Man nehme 1/3 eines Hefewürfels (0,09 € per Stück im Supermarkt) und 1/3 Bouillon-Würfel, übergieße beides in einer Tasse mit heißem Wasser, sorge dafür, daß sich Hefe- und Bouillonwürfel unter Hitze auflösen (diese Hefe braucht 100 Grad C, um ihre gesunden Stoffe freizugeben). In einem Topf oder in einer Jenaer Schale koche man eine angemessene Menge Langkornreis, gebe die heiße Hefe-Bouillon-Brühe hinzu, rühre den Inhalt eines Beutels Tomatensuppe (3-Teller-Portionsbeutel, vorschlagsweise Tomatensuppe ohne Nudeln, ohne Reis) bis zur gründlichen Auflösung ein.
Bei den Kochvorgängen arbeite man mit wenig, aber genügend Wasser; denn nach Abschluß des Kochvorgangs kommen 500 g passierte Tomaten hinzu, vitaminreich aus der geläufigen Tetra-Brik-Packung.
Desweiteren ist nun zuzugeben:
Zwiebel, kleingeschnitten,
Pfeffer aus der Pfeffermühle,
Zucker,
Schmant,
Bohnenkraut (= Bergminze),
weitere Suppenkräuter nach Belieben,
wenn’s beliebt, auch Kochwürstchen, gestückelt.
Dem antiseptisch wirkenden Bohnenkraut kommt bei einem empfindlich reagierenden oder gar kranken Magen besondere Bedeutung zu.
Bohnenkraut war früher eines der meistgebrauchten Kräuter,
es fehlte in keiner gut geführten Küche.
Und fast alle Küchen waren früher gut geführt; denn bei früheren Generationen war es undenkbar, daß eine Frau in den Ehestand trat, ohne die Küche zu beherrschen.
Bohnenkraut, antiseptisch und verdauungsfördernd, hat gleichsam getrunken als Tee heilsame Wirkung auf Magen und Darm.
Bohnenkraut, gerebelt, € 7,30 + 7 % MwSt per kg im Internet.
Und beachten Sie:
Beim genüßlichen Löffeln der Tomatensuppe lassen sich gut die empfohlenen Löffel Leinsamen und Flohsamen zwischenschieben!
Alle Ratschläge, die ich Ihnen geschrieben habe,
praktiziere ich selbst, vorbeugend.
Nur den Schwedenkraut-Schnaps suche ich nicht im Internet. Den nehme ich aus meinem Vorrat. -
Nun, packen Sie’s an!
Gute Gesundung wünscht Marja Reg
Aber bei aller Güte:
Für Ihre Umsetzung meiner Ratschläge stehe ich nicht grade.

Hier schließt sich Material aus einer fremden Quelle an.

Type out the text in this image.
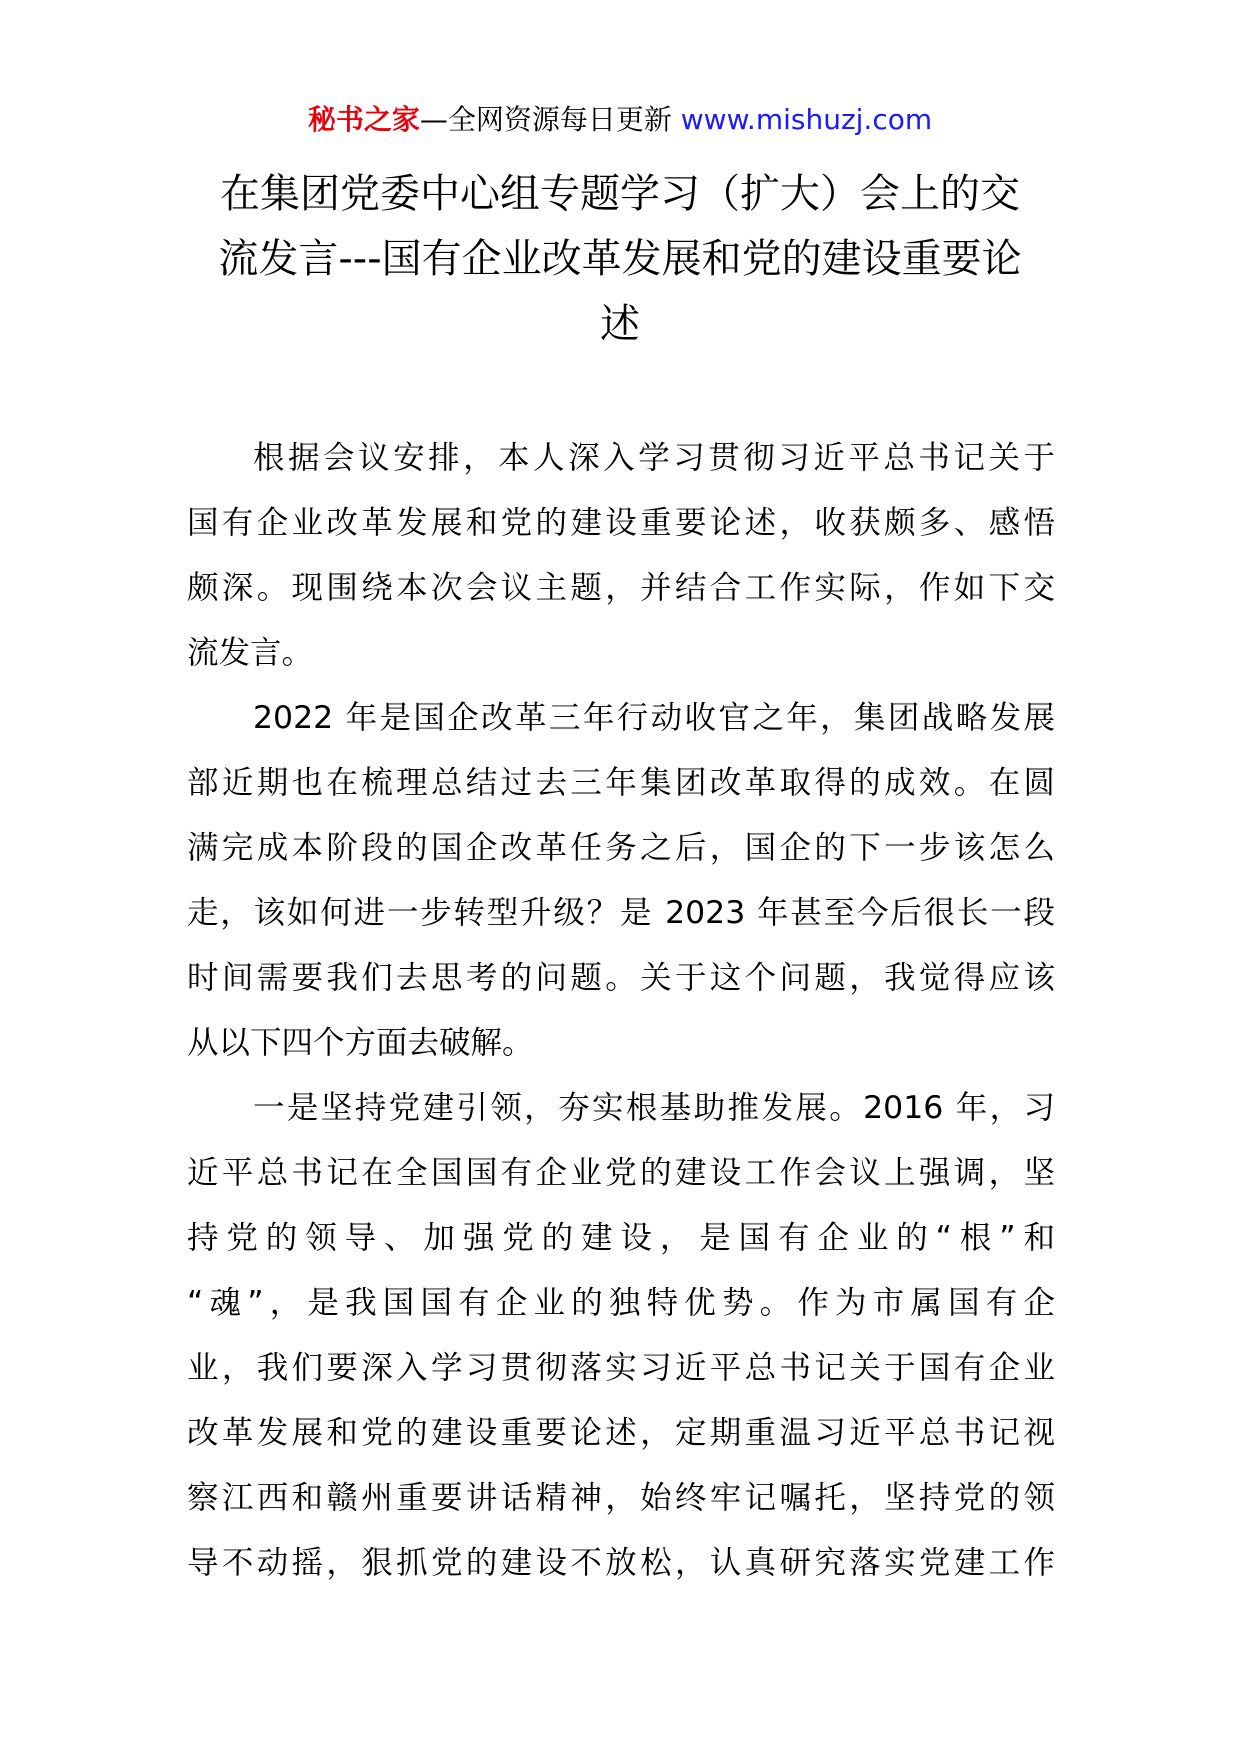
秘书之家—全网资源每日更新 www.mishuzj.com
在集团党委中心组专题学习（扩大）会上的交
流发言---国有企业改革发展和党的建设重要论
述
根据会议安排，本人深入学习贯彻习近平总书记关于
国有企业改革发展和党的建设重要论述，收获颇多、感悟
颇深。现围绕本次会议主题，并结合工作实际，作如下交
流发言。
2022 年是国企改革三年行动收官之年，集团战略发展
部近期也在梳理总结过去三年集团改革取得的成效。在圆
满完成本阶段的国企改革任务之后，国企的下一步该怎么
走，该如何进一步转型升级？是 2023 年甚至今后很长一段
时间需要我们去思考的问题。关于这个问题，我觉得应该
从以下四个方面去破解。
一是坚持党建引领，夯实根基助推发展。2016 年，习
近平总书记在全国国有企业党的建设工作会议上强调，坚
持党的领导、加强党的建设，是国有企业的“根”和
“魂”，是我国国有企业的独特优势。作为市属国有企
业，我们要深入学习贯彻落实习近平总书记关于国有企业
改革发展和党的建设重要论述，定期重温习近平总书记视
察江西和赣州重要讲话精神，始终牢记嘱托，坚持党的领
导不动摇，狠抓党的建设不放松，认真研究落实党建工作
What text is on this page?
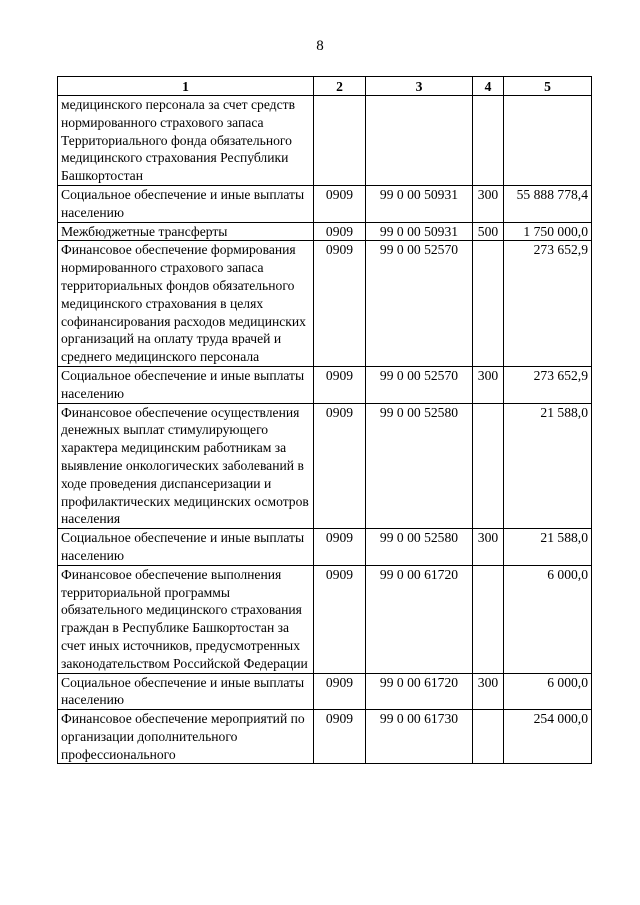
8
1	2	3	4	5
медицинского персонала за счет средств нормированного страхового запаса Территориального фонда обязательного медицинского страхования Республики Башкортостан				
Социальное обеспечение и иные выплаты населению	0909	99 0 00 50931	300	55 888 778,4
Межбюджетные трансферты	0909	99 0 00 50931	500	1 750 000,0
Финансовое обеспечение формирования нормированного страхового запаса территориальных фондов обязательного медицинского страхования в целях софинансирования расходов медицинских организаций на оплату труда врачей и среднего медицинского персонала	0909	99 0 00 52570		273 652,9
Социальное обеспечение и иные выплаты населению	0909	99 0 00 52570	300	273 652,9
Финансовое обеспечение осуществления денежных выплат стимулирующего характера медицинским работникам за выявление онкологических заболеваний в ходе проведения диспансеризации и профилактических медицинских осмотров населения	0909	99 0 00 52580		21 588,0
Социальное обеспечение и иные выплаты населению	0909	99 0 00 52580	300	21 588,0
Финансовое обеспечение выполнения территориальной программы обязательного медицинского страхования граждан в Республике Башкортостан за счет иных источников, предусмотренных законодательством Российской Федерации	0909	99 0 00 61720		6 000,0
Социальное обеспечение и иные выплаты населению	0909	99 0 00 61720	300	6 000,0
Финансовое обеспечение мероприятий по организации дополнительного профессионального	0909	99 0 00 61730		254 000,0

Fragen Sie Ihren Arzt oder Apotheker – oder noch besser,
fragen Sie den kräuterkundigen Schäfer!
Lieber Markus,
leider kann ich dir bei deinem Problem auf diesem Wege nicht helfen. „Reizdarm“ ist nur eine Ausschlußdiagnose und kann zahlreiche Ursachen haben. Und es kommt ja darauf an, die Ursache zu behandeln und nicht nur an den Symptomen herumzudoktern. Z.B. kann auch eine Nahrungsmittelunverträglichkeit zugrunde liegen. Am besten wendest du dich an einen naturheilkundlichen Therapeuten, der/die auch Tests auf solche Unverträglichkeiten durchführen und auch sonst eine umfassende Diagnostik machen kann.